Kerio Valley Development Authority (KVDA) has scaled up efforts to support and improve the livelihoods of residents in the Kerio Valley region through mango farming.
The Authority currently runs mega fruit irrigation projects at Weiwei in Sigor, Kimwarer, Kimao, Arror, and Tot which cumulatively have approximately 870,000 mango seedlings.
Speaking to KNA in an interview, the KVDA Managing Director Sammy Naporos said that the authority has been keen on supporting and promoting social economic development of communities carrying out mango farming adding that there were about 700 farmers who are registered to sell their products directly to KVDA.
He commended the national government’s efforts to establish a Sh40 million mango fruit factory at Tot in Elgeyo Marakwet to ensure farmers have a ready market to sell their products hence reducing transportation cost that could be incurred by transporting the products to Nairobi for processing.

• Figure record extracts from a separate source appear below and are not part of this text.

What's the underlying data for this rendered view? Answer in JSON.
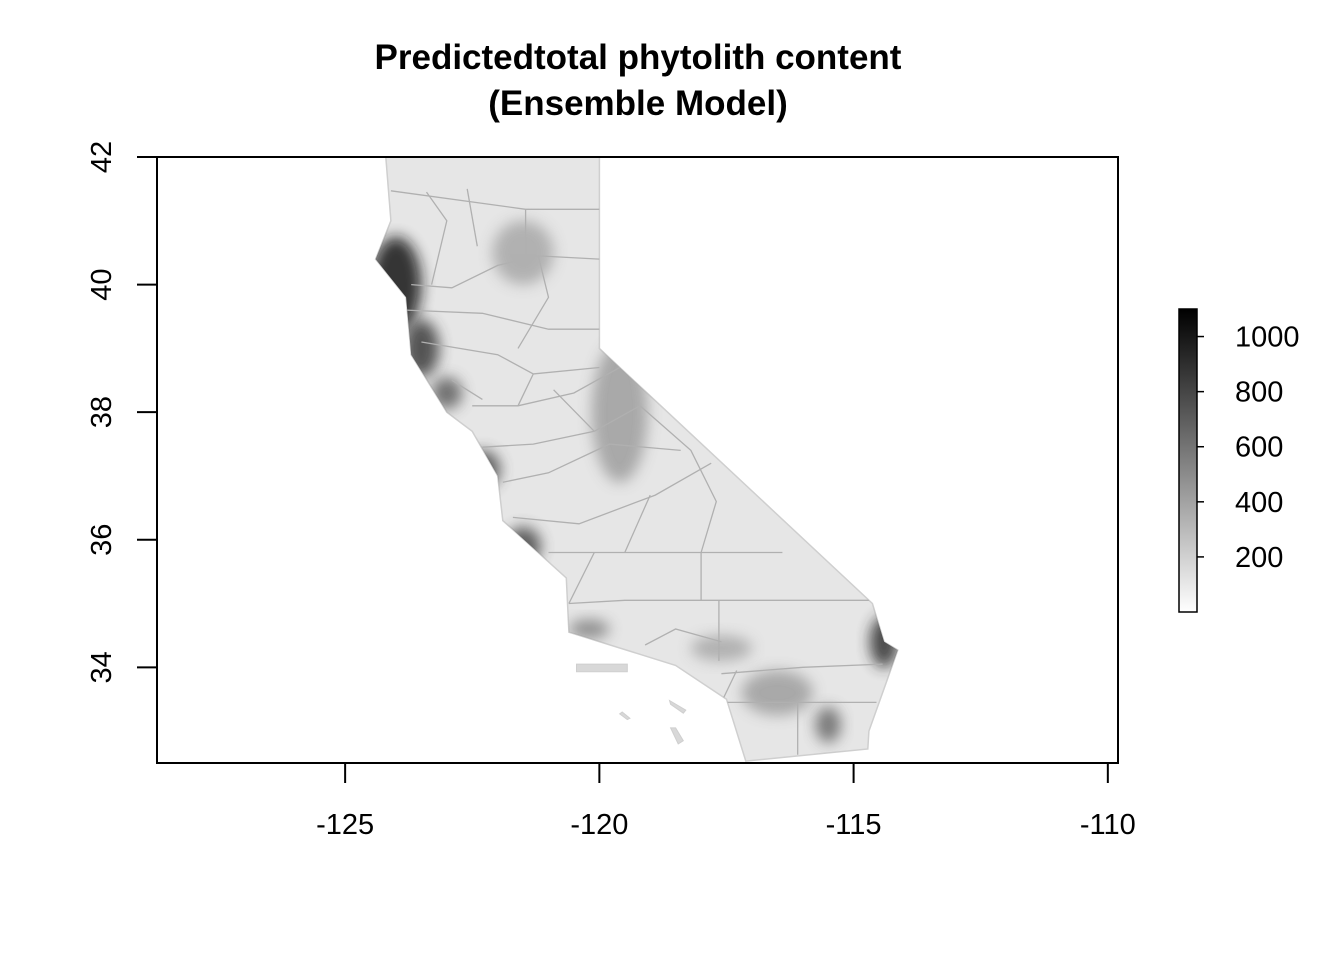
{
  "title": {
    "line1": "Predictedtotal phytolith content",
    "line2": "(Ensemble Model)"
  },
  "map": {
    "x_ticks": [
      -125,
      -120,
      -115,
      -110
    ],
    "y_ticks": [
      34,
      36,
      38,
      40,
      42
    ],
    "x_tick_labels": [
      "-125",
      "-120",
      "-115",
      "-110"
    ],
    "y_tick_labels": [
      "34",
      "36",
      "38",
      "40",
      "42"
    ],
    "xlim": [
      -128.7,
      -109.8
    ],
    "ylim": [
      32.5,
      42.0
    ],
    "region_outline": [
      [
        -124.2,
        42.0
      ],
      [
        -120.0,
        42.0
      ],
      [
        -120.0,
        39.0
      ],
      [
        -114.63,
        35.0
      ],
      [
        -114.4,
        34.4
      ],
      [
        -114.13,
        34.27
      ],
      [
        -114.7,
        33.0
      ],
      [
        -114.72,
        32.72
      ],
      [
        -117.12,
        32.53
      ],
      [
        -117.5,
        33.5
      ],
      [
        -118.5,
        34.03
      ],
      [
        -120.6,
        34.55
      ],
      [
        -120.65,
        35.4
      ],
      [
        -121.9,
        36.3
      ],
      [
        -122.0,
        37.0
      ],
      [
        -122.5,
        37.7
      ],
      [
        -123.0,
        38.0
      ],
      [
        -123.7,
        38.9
      ],
      [
        -123.8,
        39.8
      ],
      [
        -124.4,
        40.4
      ],
      [
        -124.1,
        41.0
      ],
      [
        -124.2,
        42.0
      ]
    ],
    "islands": [
      [
        [
          -120.45,
          34.05
        ],
        [
          -119.45,
          34.05
        ],
        [
          -119.45,
          33.93
        ],
        [
          -120.45,
          33.93
        ]
      ],
      [
        [
          -118.62,
          33.48
        ],
        [
          -118.3,
          33.33
        ],
        [
          -118.35,
          33.28
        ],
        [
          -118.6,
          33.42
        ]
      ],
      [
        [
          -118.6,
          33.05
        ],
        [
          -118.45,
          32.8
        ],
        [
          -118.35,
          32.85
        ],
        [
          -118.5,
          33.05
        ]
      ],
      [
        [
          -119.55,
          33.3
        ],
        [
          -119.4,
          33.2
        ],
        [
          -119.45,
          33.18
        ],
        [
          -119.6,
          33.27
        ]
      ]
    ],
    "county_lines": [
      [
        [
          -124.1,
          41.47
        ],
        [
          -121.45,
          41.18
        ],
        [
          -120.0,
          41.18
        ]
      ],
      [
        [
          -123.7,
          40.0
        ],
        [
          -122.9,
          39.95
        ],
        [
          -122.0,
          40.3
        ],
        [
          -121.2,
          40.45
        ],
        [
          -120.0,
          40.4
        ]
      ],
      [
        [
          -123.8,
          39.6
        ],
        [
          -122.3,
          39.55
        ],
        [
          -121.0,
          39.3
        ],
        [
          -120.0,
          39.3
        ]
      ],
      [
        [
          -123.5,
          39.1
        ],
        [
          -122.0,
          38.9
        ],
        [
          -121.3,
          38.6
        ],
        [
          -120.0,
          38.7
        ]
      ],
      [
        [
          -122.5,
          38.1
        ],
        [
          -121.6,
          38.1
        ],
        [
          -120.5,
          38.3
        ],
        [
          -119.6,
          38.7
        ]
      ],
      [
        [
          -122.3,
          37.45
        ],
        [
          -121.3,
          37.5
        ],
        [
          -120.1,
          37.7
        ],
        [
          -119.2,
          38.1
        ]
      ],
      [
        [
          -121.9,
          36.9
        ],
        [
          -121.0,
          37.05
        ],
        [
          -119.8,
          37.5
        ],
        [
          -118.4,
          37.4
        ]
      ],
      [
        [
          -121.7,
          36.35
        ],
        [
          -120.4,
          36.25
        ],
        [
          -118.9,
          36.7
        ],
        [
          -117.8,
          37.2
        ]
      ],
      [
        [
          -121.0,
          35.8
        ],
        [
          -118.0,
          35.8
        ],
        [
          -116.4,
          35.8
        ]
      ],
      [
        [
          -120.6,
          35.0
        ],
        [
          -119.5,
          35.05
        ],
        [
          -118.0,
          35.05
        ],
        [
          -114.7,
          35.05
        ]
      ],
      [
        [
          -119.1,
          34.35
        ],
        [
          -118.5,
          34.6
        ],
        [
          -117.6,
          34.4
        ]
      ],
      [
        [
          -117.6,
          33.9
        ],
        [
          -116.0,
          34.0
        ],
        [
          -114.43,
          34.05
        ]
      ],
      [
        [
          -117.6,
          33.45
        ],
        [
          -116.1,
          33.45
        ],
        [
          -114.55,
          33.45
        ]
      ],
      [
        [
          -117.3,
          33.95
        ],
        [
          -117.6,
          33.45
        ]
      ],
      [
        [
          -118.0,
          35.8
        ],
        [
          -117.7,
          36.6
        ],
        [
          -118.2,
          37.4
        ],
        [
          -119.2,
          38.1
        ]
      ],
      [
        [
          -118.0,
          35.05
        ],
        [
          -118.0,
          35.8
        ]
      ],
      [
        [
          -117.65,
          35.05
        ],
        [
          -117.65,
          34.1
        ]
      ],
      [
        [
          -116.1,
          33.45
        ],
        [
          -116.1,
          32.63
        ]
      ],
      [
        [
          -120.9,
          38.35
        ],
        [
          -120.1,
          37.7
        ]
      ],
      [
        [
          -122.4,
          40.6
        ],
        [
          -122.6,
          41.5
        ]
      ],
      [
        [
          -121.45,
          41.18
        ],
        [
          -121.45,
          40.45
        ]
      ],
      [
        [
          -123.3,
          40.0
        ],
        [
          -123.0,
          41.0
        ],
        [
          -123.4,
          41.45
        ]
      ],
      [
        [
          -121.6,
          39.0
        ],
        [
          -121.0,
          39.8
        ],
        [
          -121.2,
          40.45
        ]
      ],
      [
        [
          -121.6,
          38.1
        ],
        [
          -121.3,
          38.6
        ]
      ],
      [
        [
          -120.6,
          35.0
        ],
        [
          -120.1,
          35.8
        ]
      ],
      [
        [
          -119.0,
          36.7
        ],
        [
          -119.5,
          35.8
        ]
      ],
      [
        [
          -122.9,
          38.5
        ],
        [
          -122.3,
          38.2
        ]
      ]
    ],
    "dark_zones": [
      {
        "lon": -124.0,
        "lat": 40.0,
        "rx": 0.5,
        "ry": 0.75,
        "value": 1000
      },
      {
        "lon": -123.5,
        "lat": 39.0,
        "rx": 0.35,
        "ry": 0.45,
        "value": 850
      },
      {
        "lon": -123.0,
        "lat": 38.3,
        "rx": 0.3,
        "ry": 0.25,
        "value": 700
      },
      {
        "lon": -122.3,
        "lat": 37.1,
        "rx": 0.35,
        "ry": 0.3,
        "value": 800
      },
      {
        "lon": -121.5,
        "lat": 35.9,
        "rx": 0.35,
        "ry": 0.3,
        "value": 800
      },
      {
        "lon": -120.2,
        "lat": 34.6,
        "rx": 0.4,
        "ry": 0.15,
        "value": 550
      },
      {
        "lon": -114.4,
        "lat": 34.4,
        "rx": 0.28,
        "ry": 0.4,
        "value": 900
      },
      {
        "lon": -115.5,
        "lat": 33.1,
        "rx": 0.25,
        "ry": 0.28,
        "value": 650
      },
      {
        "lon": -119.6,
        "lat": 38.0,
        "rx": 0.55,
        "ry": 1.1,
        "value": 420
      },
      {
        "lon": -121.5,
        "lat": 40.5,
        "rx": 0.6,
        "ry": 0.5,
        "value": 380
      },
      {
        "lon": -116.5,
        "lat": 33.6,
        "rx": 0.7,
        "ry": 0.35,
        "value": 420
      },
      {
        "lon": -117.6,
        "lat": 34.3,
        "rx": 0.6,
        "ry": 0.2,
        "value": 380
      }
    ]
  },
  "legend": {
    "ticks": [
      200,
      400,
      600,
      800,
      1000
    ],
    "tick_labels": [
      "200",
      "400",
      "600",
      "800",
      "1000"
    ],
    "range": [
      0,
      1100
    ],
    "color_low": "#ffffff",
    "color_high": "#000000"
  },
  "colors": {
    "axis": "#000000",
    "land_base": "#e6e6e6",
    "county_line": "#b0b0b0",
    "coast_line": "#cfcfcf"
  }
}
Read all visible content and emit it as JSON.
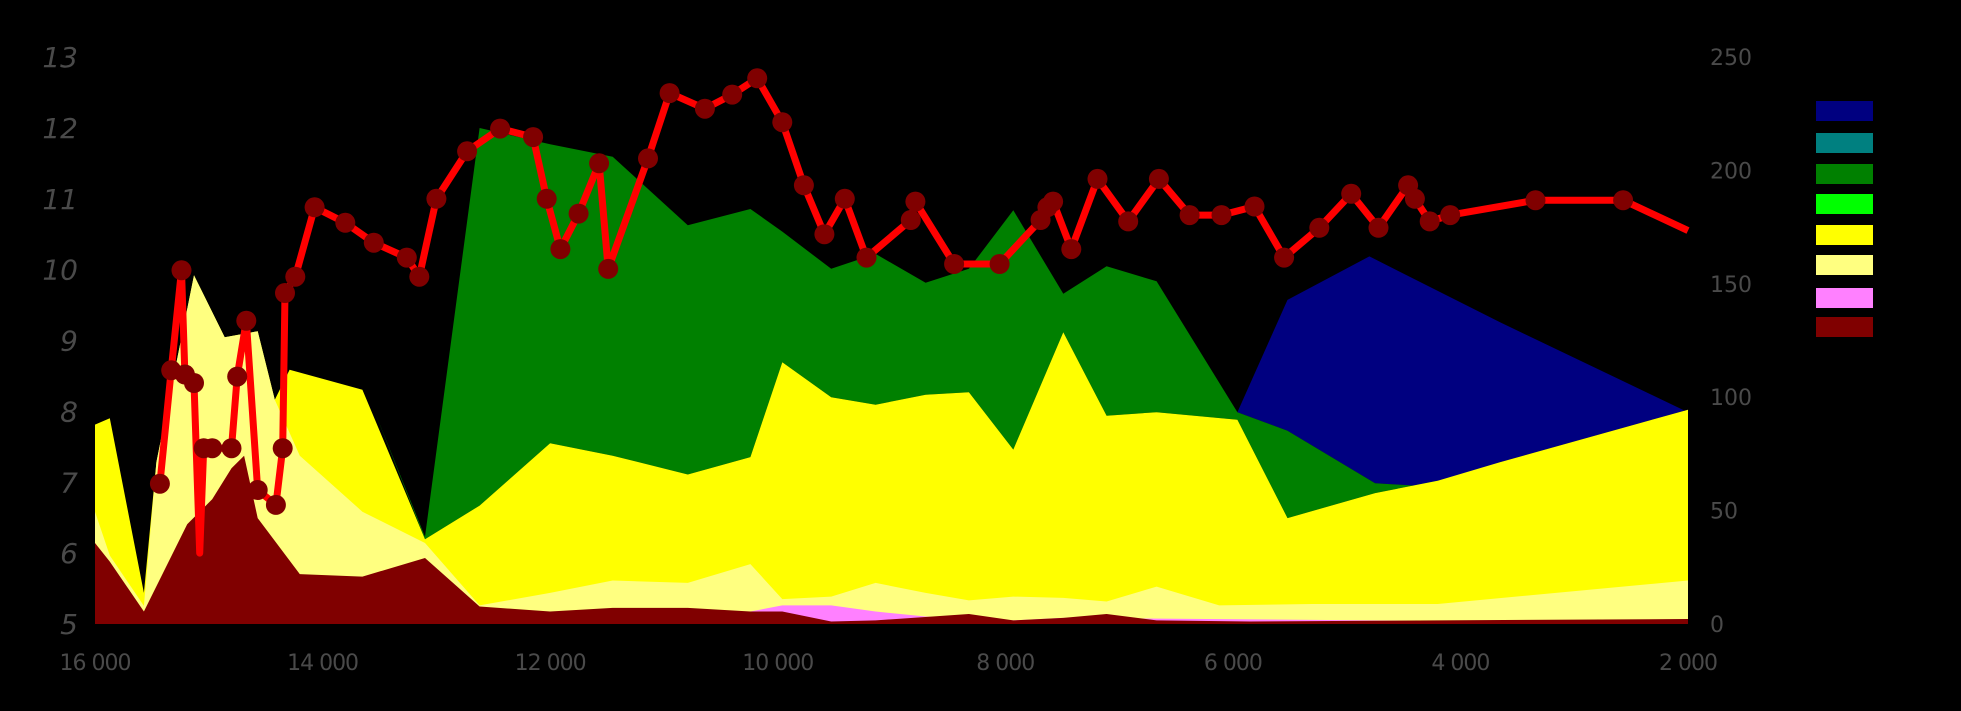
{
  "chart_data": {
    "type": "area",
    "title": "",
    "xlabel": "",
    "ylabel_left": "",
    "ylabel_right": "",
    "x_axis": {
      "min": 16000,
      "max": 2000,
      "reversed": true,
      "ticks": [
        16000,
        14000,
        12000,
        10000,
        8000,
        6000,
        4000,
        2000
      ],
      "tick_labels": [
        "16 000",
        "14 000",
        "12 000",
        "10 000",
        "8 000",
        "6 000",
        "4 000",
        "2 000"
      ]
    },
    "y_left": {
      "min": 5,
      "max": 13,
      "ticks": [
        5,
        6,
        7,
        8,
        9,
        10,
        11,
        12,
        13
      ]
    },
    "y_right": {
      "min": 0,
      "max": 250,
      "ticks": [
        0,
        50,
        100,
        150,
        200,
        250
      ]
    },
    "grid": false,
    "legend_position": "right",
    "legend": [
      {
        "color": "#000080",
        "label": ""
      },
      {
        "color": "#008080",
        "label": ""
      },
      {
        "color": "#008000",
        "label": ""
      },
      {
        "color": "#00ff00",
        "label": ""
      },
      {
        "color": "#ffff00",
        "label": ""
      },
      {
        "color": "#ffff80",
        "label": ""
      },
      {
        "color": "#ff80ff",
        "label": ""
      },
      {
        "color": "#800000",
        "label": ""
      }
    ],
    "stacked_areas_right_axis": [
      {
        "color": "#000080",
        "name": "navy",
        "top": [
          [
            5960,
            93.4
          ],
          [
            5520,
            142.9
          ],
          [
            4800,
            162.1
          ],
          [
            3650,
            133
          ],
          [
            2000,
            93.4
          ]
        ],
        "bottom": [
          [
            5960,
            93.4
          ],
          [
            5520,
            85.2
          ],
          [
            4750,
            62.1
          ],
          [
            4200,
            60.4
          ],
          [
            3650,
            71.4
          ],
          [
            2000,
            94.5
          ]
        ]
      },
      {
        "color": "#008000",
        "name": "green",
        "top": [
          [
            13540,
            93.4
          ],
          [
            13100,
            38.5
          ],
          [
            12620,
            218.7
          ],
          [
            12000,
            211.5
          ],
          [
            11450,
            206
          ],
          [
            10790,
            175.8
          ],
          [
            10240,
            183
          ],
          [
            9960,
            173
          ],
          [
            9530,
            156.6
          ],
          [
            9140,
            163.2
          ],
          [
            8700,
            150.5
          ],
          [
            8320,
            156.6
          ],
          [
            7930,
            182.4
          ],
          [
            7490,
            145.6
          ],
          [
            7110,
            157.7
          ],
          [
            6670,
            151.1
          ],
          [
            5960,
            93.4
          ],
          [
            5520,
            85.2
          ],
          [
            4750,
            62.1
          ],
          [
            4200,
            60.4
          ]
        ],
        "bottom": [
          [
            13540,
            93.4
          ],
          [
            13100,
            37.4
          ],
          [
            12620,
            52.2
          ],
          [
            12000,
            79.7
          ],
          [
            11450,
            74.2
          ],
          [
            10790,
            65.9
          ],
          [
            10240,
            73.6
          ],
          [
            9960,
            115.4
          ],
          [
            9530,
            100
          ],
          [
            9140,
            96.7
          ],
          [
            8700,
            101.1
          ],
          [
            8320,
            102.2
          ],
          [
            7930,
            76.9
          ],
          [
            7490,
            128.6
          ],
          [
            7110,
            91.8
          ],
          [
            6670,
            93.4
          ],
          [
            5960,
            90.1
          ],
          [
            5520,
            46.7
          ],
          [
            4750,
            57.7
          ],
          [
            4200,
            63.2
          ]
        ]
      },
      {
        "color": "#ffff00",
        "name": "yellow",
        "top": [
          [
            16000,
            87.9
          ],
          [
            15870,
            90.7
          ],
          [
            15570,
            13.7
          ],
          [
            15460,
            71.4
          ],
          [
            15130,
            153.8
          ],
          [
            14860,
            126.4
          ],
          [
            14570,
            129.1
          ],
          [
            14420,
            98.9
          ],
          [
            14290,
            112.1
          ],
          [
            13650,
            103.3
          ],
          [
            13100,
            37.4
          ],
          [
            12620,
            52.2
          ],
          [
            12000,
            79.7
          ],
          [
            11450,
            74.2
          ],
          [
            10790,
            65.9
          ],
          [
            10240,
            73.6
          ],
          [
            9960,
            115.4
          ],
          [
            9530,
            100
          ],
          [
            9140,
            96.7
          ],
          [
            8700,
            101.1
          ],
          [
            8320,
            102.2
          ],
          [
            7930,
            76.9
          ],
          [
            7490,
            128.6
          ],
          [
            7110,
            91.8
          ],
          [
            6670,
            93.4
          ],
          [
            5960,
            90.1
          ],
          [
            5520,
            46.7
          ],
          [
            4750,
            57.7
          ],
          [
            4200,
            63.2
          ],
          [
            3650,
            71.4
          ],
          [
            2000,
            94.5
          ]
        ]
      },
      {
        "color": "#ffff80",
        "name": "pale-yellow",
        "top": [
          [
            16000,
            49.5
          ],
          [
            15870,
            30.2
          ],
          [
            15570,
            8
          ],
          [
            15460,
            71.4
          ],
          [
            15130,
            153.8
          ],
          [
            14860,
            126.4
          ],
          [
            14570,
            129.1
          ],
          [
            14420,
            98.9
          ],
          [
            14200,
            74.2
          ],
          [
            13650,
            49.5
          ],
          [
            13100,
            35.7
          ],
          [
            12620,
            8.2
          ],
          [
            12000,
            13.7
          ],
          [
            11450,
            19.2
          ],
          [
            10790,
            18.1
          ],
          [
            10240,
            26.4
          ],
          [
            9960,
            11
          ],
          [
            9530,
            12.1
          ],
          [
            9140,
            18.1
          ],
          [
            8700,
            13.7
          ],
          [
            8320,
            10.4
          ],
          [
            7930,
            12.1
          ],
          [
            7490,
            11.5
          ],
          [
            7110,
            9.9
          ],
          [
            6670,
            16.5
          ],
          [
            6120,
            8.2
          ],
          [
            5300,
            8.8
          ],
          [
            4750,
            8.8
          ],
          [
            4200,
            8.8
          ],
          [
            2000,
            19.2
          ]
        ]
      },
      {
        "color": "#ff80ff",
        "name": "pink",
        "top": [
          [
            16000,
            0
          ],
          [
            10240,
            5.5
          ],
          [
            9960,
            8.2
          ],
          [
            9530,
            8.2
          ],
          [
            9140,
            5.5
          ],
          [
            8700,
            3.3
          ],
          [
            8320,
            2.2
          ],
          [
            7930,
            1.6
          ],
          [
            7490,
            2.7
          ],
          [
            2000,
            0.5
          ]
        ]
      },
      {
        "color": "#800000",
        "name": "maroon",
        "top": [
          [
            16000,
            35.7
          ],
          [
            15870,
            27.5
          ],
          [
            15570,
            5.5
          ],
          [
            15190,
            44
          ],
          [
            14970,
            55
          ],
          [
            14800,
            68.7
          ],
          [
            14690,
            74.2
          ],
          [
            14570,
            46.7
          ],
          [
            14200,
            22
          ],
          [
            13650,
            20.9
          ],
          [
            13100,
            29.1
          ],
          [
            12620,
            7.7
          ],
          [
            12000,
            5.5
          ],
          [
            11450,
            7.1
          ],
          [
            10790,
            7.1
          ],
          [
            10240,
            5.5
          ],
          [
            9960,
            5.5
          ],
          [
            9530,
            1.1
          ],
          [
            9140,
            1.6
          ],
          [
            8320,
            4.4
          ],
          [
            7930,
            1.6
          ],
          [
            7490,
            2.7
          ],
          [
            7110,
            4.4
          ],
          [
            6670,
            1.6
          ],
          [
            5850,
            1.1
          ],
          [
            2000,
            2.2
          ]
        ]
      }
    ],
    "line_left_axis": {
      "color": "#ff0000",
      "marker_color": "#800000",
      "points": [
        [
          15430,
          6.98
        ],
        [
          15330,
          8.58
        ],
        [
          15240,
          9.99
        ],
        [
          15210,
          8.52
        ],
        [
          15130,
          8.4
        ],
        [
          15080,
          6.0
        ],
        [
          15045,
          7.48
        ],
        [
          14970,
          7.48
        ],
        [
          14800,
          7.48
        ],
        [
          14750,
          8.49
        ],
        [
          14670,
          9.28
        ],
        [
          14570,
          6.89
        ],
        [
          14410,
          6.68
        ],
        [
          14350,
          7.48
        ],
        [
          14330,
          9.67
        ],
        [
          14240,
          9.9
        ],
        [
          14070,
          10.88
        ],
        [
          13800,
          10.66
        ],
        [
          13550,
          10.38
        ],
        [
          13260,
          10.17
        ],
        [
          13150,
          9.9
        ],
        [
          13000,
          11.0
        ],
        [
          12730,
          11.67
        ],
        [
          12440,
          11.99
        ],
        [
          12150,
          11.87
        ],
        [
          12030,
          11.0
        ],
        [
          11910,
          10.29
        ],
        [
          11750,
          10.79
        ],
        [
          11570,
          11.5
        ],
        [
          11490,
          10.01
        ],
        [
          11140,
          11.57
        ],
        [
          10950,
          12.49
        ],
        [
          10640,
          12.27
        ],
        [
          10400,
          12.47
        ],
        [
          10180,
          12.7
        ],
        [
          9960,
          12.08
        ],
        [
          9770,
          11.19
        ],
        [
          9590,
          10.5
        ],
        [
          9410,
          11.0
        ],
        [
          9220,
          10.17
        ],
        [
          8830,
          10.7
        ],
        [
          8790,
          10.96
        ],
        [
          8450,
          10.08
        ],
        [
          8050,
          10.08
        ],
        [
          7690,
          10.7
        ],
        [
          7630,
          10.88
        ],
        [
          7580,
          10.96
        ],
        [
          7420,
          10.29
        ],
        [
          7190,
          11.28
        ],
        [
          6920,
          10.68
        ],
        [
          6650,
          11.28
        ],
        [
          6380,
          10.77
        ],
        [
          6100,
          10.77
        ],
        [
          5810,
          10.89
        ],
        [
          5550,
          10.17
        ],
        [
          5240,
          10.59
        ],
        [
          4960,
          11.07
        ],
        [
          4720,
          10.59
        ],
        [
          4460,
          11.19
        ],
        [
          4400,
          11.0
        ],
        [
          4270,
          10.68
        ],
        [
          4090,
          10.77
        ],
        [
          3340,
          10.98
        ],
        [
          2570,
          10.98
        ],
        [
          2000,
          10.55
        ]
      ],
      "markerless_indices": [
        5,
        64
      ]
    }
  }
}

“In the last five years, we have raised about 3 million mango seedlings. There is also a factory in Tot that started operation last year and was constructed by the government at a cost of Sh40 million,” said Naporos.
Naporos noted that KVDA aims at value addition to increase mango prices through promoting and replacing the indigenous varieties which have longer maturity period with grafted species like apple mangoes, ngowe and others which mature early in a span of 3 and half years with improved quality and quantity which fetch good prices in the market.
“When in full production, the factory is able to produce about 4.16 million litres of mango juice from the 35,000 tonnes of mangoes produced annually,” he said.
He pointed out that the authority in collaboration with the government had set up proper mechanisms to ensure continuous supply of mangoes to the factory through harvesting and storing enough mangoes during the peak season while at the same time cushioning farmers from exploitation from dealers who purchase mangoes at lower prices.
“The way we run currently is that during the peak season, we crush as many mangoes as possible and we store them, then during the dry period depending on the market demand for the juice, we process the mangoes into pulp which later will be processed into juice,” he said.
“During the peak season, lorries come from Nairobi to Tot and the prices drop as low as Sh5 per kilogramme. What we have done with the government, we have stabilized the prices to Sh15 per kilogramme,” added Naporos.
The Managing Director further said that the major source of the mangoes is Tot Elgeyo Marakwet, but they had been able to diversify to other areas like Cheptebo in Marakwet, Kapsowar, and Lomut in West Pokot.
The KVDA Managing Director pointed out that mango farming in Kerio valley region had helped achieve food security and livelihood support to communities hence promoting and addressing social economic issues which arise due to resource competition.
Through mango farming, the authority has helped address conflict issues among communities in Turkana, West Pokot, Baringo and Elgeyo Marakwet counties which arise due to resource competition as members of the communities strive to find a source of economic means forcing them to resort to cattle rustling.
“In regard to conflict management, the cattle rustling which is currently experienced in the valley is purely because of resource competition and when people have options that one will be cured, that is why we not only doing the mango farming, we have a number of irrigation schemes at Lomut, Weiwei, Arror Kamsuet and others. When we promote these initiatives, it lowers conflict because people are able to work together and have options to earn a living, not cattle rustling,” said Naporos.